Не знаю, к кому она обращается – к сестрам или к нам с Сесилией.
23
Дженна оказалась права. Она уходит до меня. Мы теряем ее ранним утром первого января, еще до рассвета. В комнате только я и Сесилия. Все, что нам осталось после целой череды дней, проведенных в ее постели, это просто разговаривать с ней, наблюдая, как она силится открыть глаза, а потом в изнеможении их закрывает. Мы стремились дать ей знать: она не одна. И пусть мы с ней столько месяцев провели вместе, будучи замужем за одним и тем же мужчиной, пусть мне так хочется сказать ей напоследок что-нибудь важное, значимое… но, глядя на умирающую Дженну, я могу выдавить из себя лишь несколько слов о погоде.
И вот Дженны больше нет. Ее глаза все еще открыты, но в них более не теплится жизнь. Теперь там только пустота. Словно из говорящей куклы взяли и вытащили батарейки. Большим и указательным пальцами я закрываю ей глаза, целую в лоб. Она все еще теплая. Кажется, вот-вот сделает очередной вдох.
Сесилия встает и, потирая лоб, принимается мерить шагами комнату.
– Не понимаю, – бормочет она, прижимая руки к груди. – Все произошло так быстро.
Вспоминаю ее радость по поводу кончины Роуз и то, как она без колебаний вжилась в роль матери будущего ребенка Линдена. Они уже поговаривают о том, чтобы родить еще одного.
– Распорядитель Вон должен был продлить…
– Не смей даже имя его произносить, – резко обрываю я ее.

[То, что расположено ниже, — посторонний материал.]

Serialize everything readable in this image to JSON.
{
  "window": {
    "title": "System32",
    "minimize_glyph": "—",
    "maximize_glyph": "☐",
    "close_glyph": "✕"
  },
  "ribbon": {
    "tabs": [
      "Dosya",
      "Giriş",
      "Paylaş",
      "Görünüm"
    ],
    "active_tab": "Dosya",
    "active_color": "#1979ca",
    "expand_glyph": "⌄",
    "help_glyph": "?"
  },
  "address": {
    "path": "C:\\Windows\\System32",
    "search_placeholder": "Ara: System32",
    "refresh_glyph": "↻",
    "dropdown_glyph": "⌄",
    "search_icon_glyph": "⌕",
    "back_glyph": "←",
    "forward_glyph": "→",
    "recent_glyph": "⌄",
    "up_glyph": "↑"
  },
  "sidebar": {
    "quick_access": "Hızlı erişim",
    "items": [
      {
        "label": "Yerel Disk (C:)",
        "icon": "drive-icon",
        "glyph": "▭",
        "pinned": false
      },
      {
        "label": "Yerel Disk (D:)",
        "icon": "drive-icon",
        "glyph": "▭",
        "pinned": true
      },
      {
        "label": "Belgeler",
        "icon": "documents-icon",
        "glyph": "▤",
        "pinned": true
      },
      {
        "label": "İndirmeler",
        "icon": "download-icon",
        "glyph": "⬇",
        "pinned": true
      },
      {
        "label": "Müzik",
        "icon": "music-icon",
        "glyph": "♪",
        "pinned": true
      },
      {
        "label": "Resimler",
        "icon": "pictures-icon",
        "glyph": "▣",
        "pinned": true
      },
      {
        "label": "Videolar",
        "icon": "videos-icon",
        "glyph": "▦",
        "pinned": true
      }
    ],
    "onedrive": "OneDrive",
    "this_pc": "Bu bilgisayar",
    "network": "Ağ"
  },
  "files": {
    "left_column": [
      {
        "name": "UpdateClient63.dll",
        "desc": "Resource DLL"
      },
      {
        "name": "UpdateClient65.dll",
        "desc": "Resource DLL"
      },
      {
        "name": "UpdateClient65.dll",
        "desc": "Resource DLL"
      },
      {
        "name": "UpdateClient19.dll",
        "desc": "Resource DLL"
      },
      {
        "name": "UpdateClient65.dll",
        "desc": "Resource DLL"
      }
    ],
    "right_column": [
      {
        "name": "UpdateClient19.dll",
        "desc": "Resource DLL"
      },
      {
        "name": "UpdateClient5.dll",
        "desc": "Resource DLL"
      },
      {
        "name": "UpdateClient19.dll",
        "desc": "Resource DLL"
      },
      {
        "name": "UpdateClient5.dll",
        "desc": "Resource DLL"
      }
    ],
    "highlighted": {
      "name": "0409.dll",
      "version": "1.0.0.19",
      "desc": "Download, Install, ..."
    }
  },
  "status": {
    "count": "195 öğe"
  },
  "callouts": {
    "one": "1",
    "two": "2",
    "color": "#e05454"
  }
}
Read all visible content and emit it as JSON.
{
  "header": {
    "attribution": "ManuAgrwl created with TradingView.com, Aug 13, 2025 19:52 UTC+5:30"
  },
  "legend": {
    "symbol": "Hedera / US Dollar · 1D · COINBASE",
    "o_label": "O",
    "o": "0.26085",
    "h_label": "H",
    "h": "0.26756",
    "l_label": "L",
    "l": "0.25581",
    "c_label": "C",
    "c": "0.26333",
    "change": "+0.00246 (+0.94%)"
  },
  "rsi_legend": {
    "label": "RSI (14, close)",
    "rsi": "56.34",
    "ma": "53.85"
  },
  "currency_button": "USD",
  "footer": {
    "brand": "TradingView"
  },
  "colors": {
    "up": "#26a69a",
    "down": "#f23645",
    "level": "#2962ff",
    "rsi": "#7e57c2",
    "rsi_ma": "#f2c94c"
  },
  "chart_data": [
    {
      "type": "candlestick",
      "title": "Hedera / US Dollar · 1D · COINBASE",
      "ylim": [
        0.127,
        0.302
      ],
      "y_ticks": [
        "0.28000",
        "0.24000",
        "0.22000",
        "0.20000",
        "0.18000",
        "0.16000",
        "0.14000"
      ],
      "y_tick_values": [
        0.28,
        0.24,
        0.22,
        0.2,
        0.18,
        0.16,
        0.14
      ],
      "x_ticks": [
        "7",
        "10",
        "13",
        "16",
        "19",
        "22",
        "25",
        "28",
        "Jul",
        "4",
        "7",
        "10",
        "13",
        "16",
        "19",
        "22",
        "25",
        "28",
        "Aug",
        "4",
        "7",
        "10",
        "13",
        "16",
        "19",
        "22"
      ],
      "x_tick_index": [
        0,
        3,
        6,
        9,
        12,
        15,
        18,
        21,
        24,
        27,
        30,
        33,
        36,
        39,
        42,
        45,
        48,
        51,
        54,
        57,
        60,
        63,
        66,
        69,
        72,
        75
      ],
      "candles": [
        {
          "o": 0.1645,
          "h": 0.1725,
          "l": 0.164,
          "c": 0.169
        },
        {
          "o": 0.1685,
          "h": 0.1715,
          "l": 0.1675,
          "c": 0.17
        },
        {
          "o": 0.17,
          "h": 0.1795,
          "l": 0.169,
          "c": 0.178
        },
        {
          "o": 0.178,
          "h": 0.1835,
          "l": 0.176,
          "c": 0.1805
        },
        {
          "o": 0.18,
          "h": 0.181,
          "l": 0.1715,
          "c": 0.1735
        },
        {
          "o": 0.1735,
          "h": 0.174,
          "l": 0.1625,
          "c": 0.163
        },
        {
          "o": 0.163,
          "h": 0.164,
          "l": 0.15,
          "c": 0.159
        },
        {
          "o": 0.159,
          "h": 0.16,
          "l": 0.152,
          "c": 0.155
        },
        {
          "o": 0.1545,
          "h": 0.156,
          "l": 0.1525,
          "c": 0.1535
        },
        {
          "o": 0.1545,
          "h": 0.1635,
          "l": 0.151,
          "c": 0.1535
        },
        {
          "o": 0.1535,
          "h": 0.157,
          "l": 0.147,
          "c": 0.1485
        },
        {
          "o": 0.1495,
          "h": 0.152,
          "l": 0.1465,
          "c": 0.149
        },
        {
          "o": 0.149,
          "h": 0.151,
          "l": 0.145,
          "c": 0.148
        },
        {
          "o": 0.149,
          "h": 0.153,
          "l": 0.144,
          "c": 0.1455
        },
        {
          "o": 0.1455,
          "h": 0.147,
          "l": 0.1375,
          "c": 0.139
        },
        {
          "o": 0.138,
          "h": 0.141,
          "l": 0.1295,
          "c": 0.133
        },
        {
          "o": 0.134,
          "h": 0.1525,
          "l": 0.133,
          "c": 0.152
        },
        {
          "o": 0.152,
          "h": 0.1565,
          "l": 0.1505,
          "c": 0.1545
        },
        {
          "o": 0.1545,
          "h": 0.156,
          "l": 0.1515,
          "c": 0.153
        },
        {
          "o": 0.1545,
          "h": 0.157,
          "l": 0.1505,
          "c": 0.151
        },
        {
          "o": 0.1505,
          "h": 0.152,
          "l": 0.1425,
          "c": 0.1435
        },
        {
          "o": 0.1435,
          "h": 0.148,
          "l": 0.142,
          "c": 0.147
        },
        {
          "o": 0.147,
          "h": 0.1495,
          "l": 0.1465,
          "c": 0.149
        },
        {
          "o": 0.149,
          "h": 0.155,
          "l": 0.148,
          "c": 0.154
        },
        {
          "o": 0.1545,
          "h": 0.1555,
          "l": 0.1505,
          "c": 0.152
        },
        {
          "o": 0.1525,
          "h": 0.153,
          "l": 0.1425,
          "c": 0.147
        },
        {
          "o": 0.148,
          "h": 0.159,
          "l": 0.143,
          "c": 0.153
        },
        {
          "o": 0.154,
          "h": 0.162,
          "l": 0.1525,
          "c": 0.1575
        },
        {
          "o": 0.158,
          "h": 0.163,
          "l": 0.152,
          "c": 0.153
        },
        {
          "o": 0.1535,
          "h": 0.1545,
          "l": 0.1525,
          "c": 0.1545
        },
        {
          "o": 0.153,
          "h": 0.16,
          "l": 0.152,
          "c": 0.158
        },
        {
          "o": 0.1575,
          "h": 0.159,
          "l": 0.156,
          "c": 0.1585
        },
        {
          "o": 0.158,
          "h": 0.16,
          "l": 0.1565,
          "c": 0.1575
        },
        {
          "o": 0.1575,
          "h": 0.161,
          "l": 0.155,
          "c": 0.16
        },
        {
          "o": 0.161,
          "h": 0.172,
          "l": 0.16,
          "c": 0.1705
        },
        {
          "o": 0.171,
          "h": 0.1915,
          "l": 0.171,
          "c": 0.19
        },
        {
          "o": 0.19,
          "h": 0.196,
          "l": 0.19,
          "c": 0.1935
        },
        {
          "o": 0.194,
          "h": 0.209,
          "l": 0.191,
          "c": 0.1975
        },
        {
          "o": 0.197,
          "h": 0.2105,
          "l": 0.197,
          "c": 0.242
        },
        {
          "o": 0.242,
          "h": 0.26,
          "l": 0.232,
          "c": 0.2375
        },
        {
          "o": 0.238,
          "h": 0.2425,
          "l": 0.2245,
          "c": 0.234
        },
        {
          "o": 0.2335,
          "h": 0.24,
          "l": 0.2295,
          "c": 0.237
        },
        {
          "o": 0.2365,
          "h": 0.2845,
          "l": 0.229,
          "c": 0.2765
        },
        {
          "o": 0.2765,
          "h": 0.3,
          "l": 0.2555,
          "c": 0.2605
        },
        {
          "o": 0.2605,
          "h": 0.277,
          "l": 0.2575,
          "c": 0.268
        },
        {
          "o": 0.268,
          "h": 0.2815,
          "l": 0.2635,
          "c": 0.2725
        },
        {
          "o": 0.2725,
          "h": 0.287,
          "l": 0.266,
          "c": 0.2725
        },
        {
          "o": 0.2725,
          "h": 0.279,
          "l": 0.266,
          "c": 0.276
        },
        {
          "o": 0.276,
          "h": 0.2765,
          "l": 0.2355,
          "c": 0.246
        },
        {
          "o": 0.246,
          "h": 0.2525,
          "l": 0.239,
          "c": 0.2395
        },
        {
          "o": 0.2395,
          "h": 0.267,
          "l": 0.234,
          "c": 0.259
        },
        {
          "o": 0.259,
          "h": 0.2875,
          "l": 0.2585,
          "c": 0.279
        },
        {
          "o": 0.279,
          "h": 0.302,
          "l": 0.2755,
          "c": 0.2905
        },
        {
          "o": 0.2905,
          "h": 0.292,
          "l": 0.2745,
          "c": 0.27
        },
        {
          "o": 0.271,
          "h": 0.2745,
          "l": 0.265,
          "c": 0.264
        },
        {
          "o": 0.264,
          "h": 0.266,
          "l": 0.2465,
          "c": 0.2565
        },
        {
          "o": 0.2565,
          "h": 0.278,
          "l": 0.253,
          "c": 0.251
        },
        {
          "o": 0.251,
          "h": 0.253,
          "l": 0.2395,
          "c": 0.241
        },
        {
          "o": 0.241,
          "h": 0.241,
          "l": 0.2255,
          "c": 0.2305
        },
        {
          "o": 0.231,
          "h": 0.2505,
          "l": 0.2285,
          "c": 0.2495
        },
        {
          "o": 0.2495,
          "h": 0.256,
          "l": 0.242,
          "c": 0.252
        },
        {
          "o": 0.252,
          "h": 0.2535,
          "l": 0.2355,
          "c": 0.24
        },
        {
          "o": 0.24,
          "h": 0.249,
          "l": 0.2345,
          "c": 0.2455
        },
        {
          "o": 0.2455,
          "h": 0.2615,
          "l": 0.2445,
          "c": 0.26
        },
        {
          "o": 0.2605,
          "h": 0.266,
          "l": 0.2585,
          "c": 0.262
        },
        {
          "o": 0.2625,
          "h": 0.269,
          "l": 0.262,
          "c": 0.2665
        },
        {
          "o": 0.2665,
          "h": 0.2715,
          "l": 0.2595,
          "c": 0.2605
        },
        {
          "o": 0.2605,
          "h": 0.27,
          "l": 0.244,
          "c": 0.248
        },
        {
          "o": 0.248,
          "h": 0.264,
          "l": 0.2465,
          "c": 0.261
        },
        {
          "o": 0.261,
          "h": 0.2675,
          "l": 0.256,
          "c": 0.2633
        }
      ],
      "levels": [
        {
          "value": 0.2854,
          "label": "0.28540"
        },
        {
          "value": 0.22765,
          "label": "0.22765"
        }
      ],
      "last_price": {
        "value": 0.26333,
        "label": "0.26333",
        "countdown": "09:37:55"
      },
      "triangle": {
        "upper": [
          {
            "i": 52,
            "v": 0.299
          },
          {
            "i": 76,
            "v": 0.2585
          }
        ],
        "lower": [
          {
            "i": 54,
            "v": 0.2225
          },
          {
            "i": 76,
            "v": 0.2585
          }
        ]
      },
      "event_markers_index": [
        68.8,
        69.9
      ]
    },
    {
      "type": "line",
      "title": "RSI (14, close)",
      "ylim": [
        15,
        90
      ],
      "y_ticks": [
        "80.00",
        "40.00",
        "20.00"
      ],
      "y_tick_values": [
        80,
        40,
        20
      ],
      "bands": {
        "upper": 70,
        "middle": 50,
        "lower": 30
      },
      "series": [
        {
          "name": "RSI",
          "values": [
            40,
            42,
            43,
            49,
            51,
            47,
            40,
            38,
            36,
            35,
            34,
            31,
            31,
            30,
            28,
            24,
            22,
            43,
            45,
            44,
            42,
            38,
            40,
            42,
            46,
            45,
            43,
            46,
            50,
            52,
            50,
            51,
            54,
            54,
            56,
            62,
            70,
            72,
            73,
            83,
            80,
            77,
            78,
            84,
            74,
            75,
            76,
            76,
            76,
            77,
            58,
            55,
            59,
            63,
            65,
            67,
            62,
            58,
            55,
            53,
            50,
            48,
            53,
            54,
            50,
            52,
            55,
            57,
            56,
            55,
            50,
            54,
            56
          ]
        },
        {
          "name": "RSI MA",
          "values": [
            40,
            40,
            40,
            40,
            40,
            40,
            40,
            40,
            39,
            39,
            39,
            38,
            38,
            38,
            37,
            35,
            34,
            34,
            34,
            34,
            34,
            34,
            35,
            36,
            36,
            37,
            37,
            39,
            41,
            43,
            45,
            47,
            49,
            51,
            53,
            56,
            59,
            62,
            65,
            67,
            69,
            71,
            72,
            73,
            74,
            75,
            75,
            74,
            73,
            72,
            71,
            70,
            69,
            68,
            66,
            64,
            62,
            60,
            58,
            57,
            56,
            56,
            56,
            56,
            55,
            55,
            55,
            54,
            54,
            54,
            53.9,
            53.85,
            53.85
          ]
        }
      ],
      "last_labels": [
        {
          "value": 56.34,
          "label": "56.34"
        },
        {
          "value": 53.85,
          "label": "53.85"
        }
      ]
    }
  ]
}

И чего я так на нее взъелась? Она меня раздражает с тех пор, как заболела Дженна. А с чем это связано, сама не пойму. Ну да ладно, сейчас не время раздумывать о причинах моей внезапно возникшей неприязни к Сесилии.
Убирая длинные волосы Дженны за уши, пытаюсь осознать, что ее больше нет. Она похожа на восковую фигуру, а ведь всего минуту назад была жива. Сесилия ложится в постель, утыкается Дженне в шею и безостановочно повторяет ее имя. Дженна, Дженна, Дженна. А потом опять и опять, как будто это может хоть что-нибудь изменить.
Вскоре в комнату заявляется Вон, чтобы проверить состояние Дженны. Ему даже не надо подходить к постели. По заплаканному лицу Сесилии и моему невидящему взгляду, устремленному в окно, он тотчас же понимает – наша сестра умерла. Говорит, что сожалеет, но после вчерашнего осмотра ему и так было ясно, что ей осталось недолго.
За Дженной приходят слуги с каталкой, но Сесилия не выпускает ее из объятий. Однако она так раздавлена произошедшим, что не силах сопротивляться, когда ей разжимают пальцы, чтобы высвободить руку Дженны.
– Будь сильной, – только и говорит Сесилия.
Позднее из гостиной доносится знакомая мелодия. Токката и фуга до минор Баха. В звуках оживающего под пальцами Сесилии шедевра мне слышатся быстрые шаги смерти, спешащей по коридору.